Walau gelap begini, Ginggi pun bisa mengimbangi langkah gurunya. Hanya saja, dia pun bisa
melangkah bukan karena punya kemampuan melihat dalam gelap seperti gurunya, melainkan
karena naluri saja. Setiap malam dia diajak menyusuri jalan setapak ini di gelap malam dan
Ginggi akhirnya jadi hafal betul. Bahwa kendati gelap, dia bisa menduga, sebentar lagi jalan
setapak ini akan berkelok dan menaik menuju puncak gunung.
Tiba di punggung puncak, di mana ada sebuh bayangan bangunan gubuk, Ginggi mendahului
gurunya dan meloncat ke bale-bale.
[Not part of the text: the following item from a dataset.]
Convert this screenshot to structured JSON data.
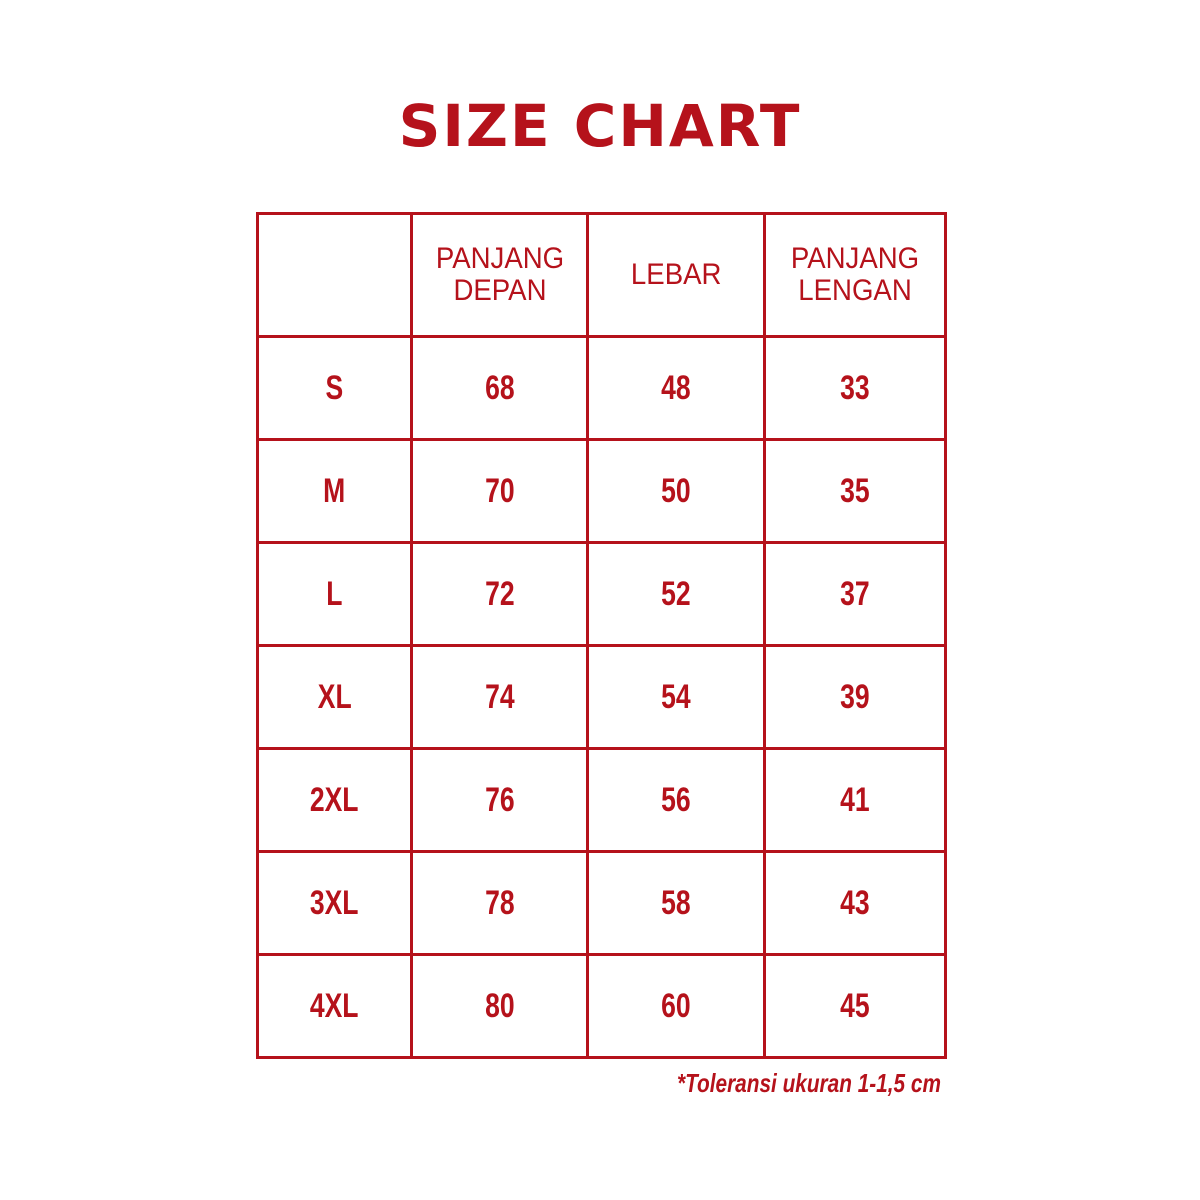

Tiba di sana langsung menjatuhkan tubuhnya.
"Ambil air!" dengus gurunya.
Ginggi masuk ke dalam gubuk. Keluar lagi sudah menenteng tempat air dari buah kukuk
kering. Tanpa lirik kiri-kanan pemuda itu sudah menotor lubang kukuk. Glek,glek,glek
bunyinya.
"Sialan!" gerutu gurunya.
Mendengar gerutu gurunya ini, Ginggi menyadari kekeliruannya.
"Minumlah, Ki, airnya masih bersisa…" Ginggi menyodorkan kukuk. Tapi gurunya melengos
marah.
Namun ketika Ginggi hendak menegak lagi, Ki Darma segera merebutnya.
"Sini!"
Dan Ki Darma mencoba menenteng kukuk ke atas mulutnya. Namun baru beberapa saat, air
di dalam kukuk sudah kering. Digoyang-goyang beberapa kali, air tak mau keluar.
"Biar aku ambilkan di tempayan…" Ginggi mencoba bergegas.
"Tak perlu."
"Kalau begitu, apa yang mesti aku kerjakan untuk Aki?" Ginggi berusaha menghibur.
"Bertugas kembali!"
"Walah aku musti latihan lagi"
Dan Ki Darma mengangguk.
Dia segera duduk di bale-bale.
Tegak, mematung.
Ginggi berdiri juga tegak mematung. Hanya sepasang tangannya bersilang di dada. Diterpa
angin malam, rambutnya riap-riapan.
"Aku capek sekali, Ki…" katanya dingin.
"Tidak akan secapek rakyat Pajajaran menyimak tindakan rajanya …" gumam Ki Darma.
Ginggi akhirnya menghela napas. Dia pun ikut duduk bersila, berhadap-hadapan dengan
gurunya.
"Setiap Aki menugasiku latihan, selalu saja bicara perihal Raja Pajajaran. Apa yang
sebetulnya tengah terjadi dengannya, Ki?" Ginggi menyeka keringat di wajahnya dengan
punggung tangannya.
Berbarengan dengan hembusan angin malam, Ki Darma pun menghela napas panjang.
"Coba kau nyalakan pelita di tengah ruangan," gumam Ki Darma dengan nada datar.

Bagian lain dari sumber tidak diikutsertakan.